Golden haired and proud, Joffrey Baratheon stood, lording over the sick and injured Lord Eddard Stark, sneering at all those lesser than himself (which was, frankly, everyone.)
"My mother wishes me to let Lord Eddard join the Night's Watch. Stripped of all titles and powers, he would serve the realm in permanent exile. And my Lady Sansa has begged mercy for her father. But they have the soft hearts of women. So long as I am your king..."
"Boop"
"I will act with more sense than that. I have reviewed all of the evidence presented by Lord Stark and find his conclusions to make far too much sense."
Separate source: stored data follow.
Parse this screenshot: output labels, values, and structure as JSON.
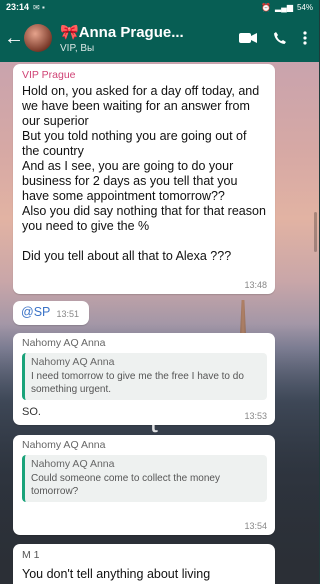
{
  "status": {
    "time": "23:14",
    "battery": "54%"
  },
  "header": {
    "title": "Anna Prague...",
    "subtitle": "VIP, Вы"
  },
  "messages": [
    {
      "sender": "VIP Prague",
      "text": "Hold on, you asked for a day off today, and we have been waiting for an answer from our superior\nBut you told nothing you are going out of the country\nAnd as I see, you are going to do your business  for 2 days as you tell that you have some appointment tomorrow??\nAlso you did say nothing that for that reason you need to give the %\n\nDid you tell about all that to Alexa ???",
      "time": "13:48"
    },
    {
      "text": "@SP",
      "time": "13:51"
    },
    {
      "header": "Nahomy AQ  Anna",
      "quote_name": "Nahomy AQ  Anna",
      "quote_text": "I need tomorrow to give me the free I have to do something urgent.",
      "reply": "SO.",
      "time": "13:53"
    },
    {
      "header": "Nahomy AQ  Anna",
      "quote_name": "Nahomy AQ  Anna",
      "quote_text": "Could someone come to collect the money tomorrow?",
      "time": "13:54"
    },
    {
      "sender": "M 1",
      "text": "You don't tell anything about living"
    }
  ],
  "watermark": "t"
}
The crowd stirred, and Queen Cersei Lannister stared at her son in confusion.
"Therefore, as I am an honorable and just person, I am ordering a full investigation into this matter, and if it is proven true, that I am not the trueborn son of Robert Baratheon, I shall willingly step down from the throne. In the meantime, I order that Lord Eddard Stark be given the very best of medical treatment, and is to resume his place as Hand of the King...set to rule in my stead as Regent until the proper line of succession is determined. I am a young boy, and not practiced in the art of ruling a kingdom, much less seven."
"AT Field Verified. Analysis: Pattern Blue!"
"It's an Ang-"
"Boop"
"el? Um...okay, actually it's a tree. Just a tree. Not even a very nice tree. Um, stand down, I guess?
"The Titans have breached Wall Maria! Everybody Panic!"
"Grandmother Spider Mastery, aaaaand Omni-Boop!"
"Never mind! False Alarm! Must have been an accident or something that left a huge hole in the wall. But, since there haven't been any Titans within sight of the walls lately, just a bunch of cows, we can patch the hole and get on with life."
A/N: Grandmother Spider Mastery lets you apply a charm to every target within your line of sight, simultaneously.
"Sir! Terminators are attacking!"
…
Meanwhile...at Skynet's Central Core…
"Boop."
…
John Connor sighed, "Again? That's the third time this week that those things have come around to dispense hugs! It's getting a little annoying."
"The Ring cannot be destroyed, Gimli, son of Gloin by any craft that we here possess. The Ring was made in the fires of Mount Doom. Only there can it be unmade. It must be taken deep into Mordor and cast back into the fiery chasm from whence it came."
Silence hung in the air for a moment…
"Boop!"
"Or, I suppose we could just place it in a pipe, bury it in pipe weed, and then smoke it, as that will unmake it as well."
Pippin leapt to his feet, "Ooh! Me! Pick Me!"
"People of Panem…"
"Boop."
"The Hunger Games are cancelled, and I am stopping the systematic oppression of the Districts. Have a nice day!"
Standing in a digital field, a red haired player avatar flicked his hand through the air, summoning a menu in front of him.
"Huh? Where'd the logout button go?"
"It should be there."
"Nope, it's not there."
The black haired avatar standing near him summoned his own menu, "It should be at the bottom of the main menu. Huh?"
"See, not there."
"You're right, it's not."
"Oh well. Today's, what, the first day out of beta? Bound to be some bugs! I bet the server people are freaking out right now!"
Boop.
"Oh! There it is, it's back! Weird glitch, I guess. Anyway, see ya later!"
"Okay, enjoy your pizza!"
The red-haired avatar disappeared in a blur of pixels, and the black-haired one went back to killing pigs.